Several targeted programmes added measurable revenue. Tax Base Expansion, which recruits landlords and converts nil filers into active taxpayers, brought in KES 9.1 billion. Debt collection from non-compliant taxpayers, backed by demand notices and instalment plans, raised KES 144.824 billion. Integration with the Integrated Financial Management Information System, alongside a new 0.5 percent withholding tax on government supplies, sharpened visibility over public procurement. A parallel integration gave KRA real-time access to 143 betting and gaming companies, helping excise collections beat target.
Trade facilitation efforts cut average cargo clearance time to 42.30 hours, beating a 43.15 hour target, aided by pre-arrival processing using the Bill of Lading and the rollout of body-worn cameras for customs staff. Through its Alternative Dispute Resolution framework, KRA closed 993 cases and released KES 35.062 billion in disputed funds, avoiding lengthy litigation. The iWhistle platform, which lets the public report tax fraud anonymously, recovered KES 3.2 billion from 908 reported cases.

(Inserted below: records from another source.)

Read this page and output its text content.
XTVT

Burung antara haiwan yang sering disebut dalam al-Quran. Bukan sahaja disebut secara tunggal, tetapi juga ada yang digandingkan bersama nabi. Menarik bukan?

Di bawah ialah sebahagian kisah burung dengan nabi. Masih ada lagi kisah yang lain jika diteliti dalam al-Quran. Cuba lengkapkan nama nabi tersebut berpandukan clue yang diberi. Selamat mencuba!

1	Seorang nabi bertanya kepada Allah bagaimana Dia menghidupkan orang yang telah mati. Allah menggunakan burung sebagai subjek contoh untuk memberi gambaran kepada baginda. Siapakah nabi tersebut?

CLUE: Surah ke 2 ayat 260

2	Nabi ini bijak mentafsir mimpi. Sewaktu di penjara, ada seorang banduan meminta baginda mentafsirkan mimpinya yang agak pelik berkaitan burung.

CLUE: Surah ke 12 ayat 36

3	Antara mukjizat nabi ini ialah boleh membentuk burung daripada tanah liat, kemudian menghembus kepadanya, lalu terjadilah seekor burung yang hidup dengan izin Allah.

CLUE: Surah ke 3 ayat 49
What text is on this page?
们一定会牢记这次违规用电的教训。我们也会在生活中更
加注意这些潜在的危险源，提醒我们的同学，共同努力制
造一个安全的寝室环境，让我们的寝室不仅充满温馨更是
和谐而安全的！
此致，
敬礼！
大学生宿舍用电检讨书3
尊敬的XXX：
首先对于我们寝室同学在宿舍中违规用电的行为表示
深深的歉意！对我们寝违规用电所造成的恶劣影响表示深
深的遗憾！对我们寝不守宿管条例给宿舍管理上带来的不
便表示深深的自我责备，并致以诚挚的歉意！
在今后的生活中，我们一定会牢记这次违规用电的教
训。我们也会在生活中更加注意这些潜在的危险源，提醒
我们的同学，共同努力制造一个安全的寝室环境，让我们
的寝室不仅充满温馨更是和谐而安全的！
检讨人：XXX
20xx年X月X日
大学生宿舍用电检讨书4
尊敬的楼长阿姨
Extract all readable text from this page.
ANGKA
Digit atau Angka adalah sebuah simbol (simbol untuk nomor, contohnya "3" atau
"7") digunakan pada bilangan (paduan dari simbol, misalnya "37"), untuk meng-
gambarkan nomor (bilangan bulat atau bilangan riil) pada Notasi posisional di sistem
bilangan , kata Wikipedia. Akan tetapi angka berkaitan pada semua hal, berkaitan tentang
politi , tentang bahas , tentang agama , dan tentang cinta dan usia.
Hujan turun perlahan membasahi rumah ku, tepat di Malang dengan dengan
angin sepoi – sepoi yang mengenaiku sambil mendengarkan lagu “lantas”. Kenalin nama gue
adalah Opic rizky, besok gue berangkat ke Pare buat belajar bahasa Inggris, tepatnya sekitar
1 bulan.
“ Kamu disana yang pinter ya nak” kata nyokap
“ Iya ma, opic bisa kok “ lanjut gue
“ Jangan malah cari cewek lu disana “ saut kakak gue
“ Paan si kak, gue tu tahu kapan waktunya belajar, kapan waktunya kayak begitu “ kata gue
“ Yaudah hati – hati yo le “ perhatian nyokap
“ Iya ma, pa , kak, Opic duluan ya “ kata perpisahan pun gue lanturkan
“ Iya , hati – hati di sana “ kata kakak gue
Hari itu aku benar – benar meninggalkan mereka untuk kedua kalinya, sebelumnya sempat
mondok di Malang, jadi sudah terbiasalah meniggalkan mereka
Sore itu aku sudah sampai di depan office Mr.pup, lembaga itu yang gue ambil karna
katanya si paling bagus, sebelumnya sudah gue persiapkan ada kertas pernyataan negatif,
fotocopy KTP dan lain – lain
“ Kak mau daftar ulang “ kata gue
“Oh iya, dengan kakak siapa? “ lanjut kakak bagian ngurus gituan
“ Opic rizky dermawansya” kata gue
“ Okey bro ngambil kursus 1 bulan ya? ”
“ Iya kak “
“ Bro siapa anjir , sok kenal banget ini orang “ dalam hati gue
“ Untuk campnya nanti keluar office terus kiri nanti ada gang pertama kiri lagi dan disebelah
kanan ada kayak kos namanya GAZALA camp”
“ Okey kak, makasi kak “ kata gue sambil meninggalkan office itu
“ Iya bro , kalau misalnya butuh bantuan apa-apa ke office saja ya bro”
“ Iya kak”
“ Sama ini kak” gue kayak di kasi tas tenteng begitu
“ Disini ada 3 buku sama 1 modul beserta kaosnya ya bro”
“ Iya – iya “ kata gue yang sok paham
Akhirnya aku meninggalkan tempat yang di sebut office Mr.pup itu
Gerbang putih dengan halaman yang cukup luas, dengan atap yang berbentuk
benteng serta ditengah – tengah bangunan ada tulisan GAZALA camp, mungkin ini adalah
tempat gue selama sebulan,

Looking Ahead to FY 2026/27
KRA plans to build on this year’s gains by expanding electronic invoicing and scaling up real-time monitoring through Electronic Tax Registers. Device identification, registration requirements, and a new information exchange system aimed at cross-border tax evasion sit among the coming year’s priorities, alongside a planned Data Analytics Centre of Excellence and wider use of artificial intelligence in revenue assurance.
Despite a mixed economic climate through the year, taxpayers kept meeting their obligations, and that compliance underpins KRA’s improved performance. The authority says it remains focused on simplifying payment processes and strengthening trust as it works toward its 2026/27 targets.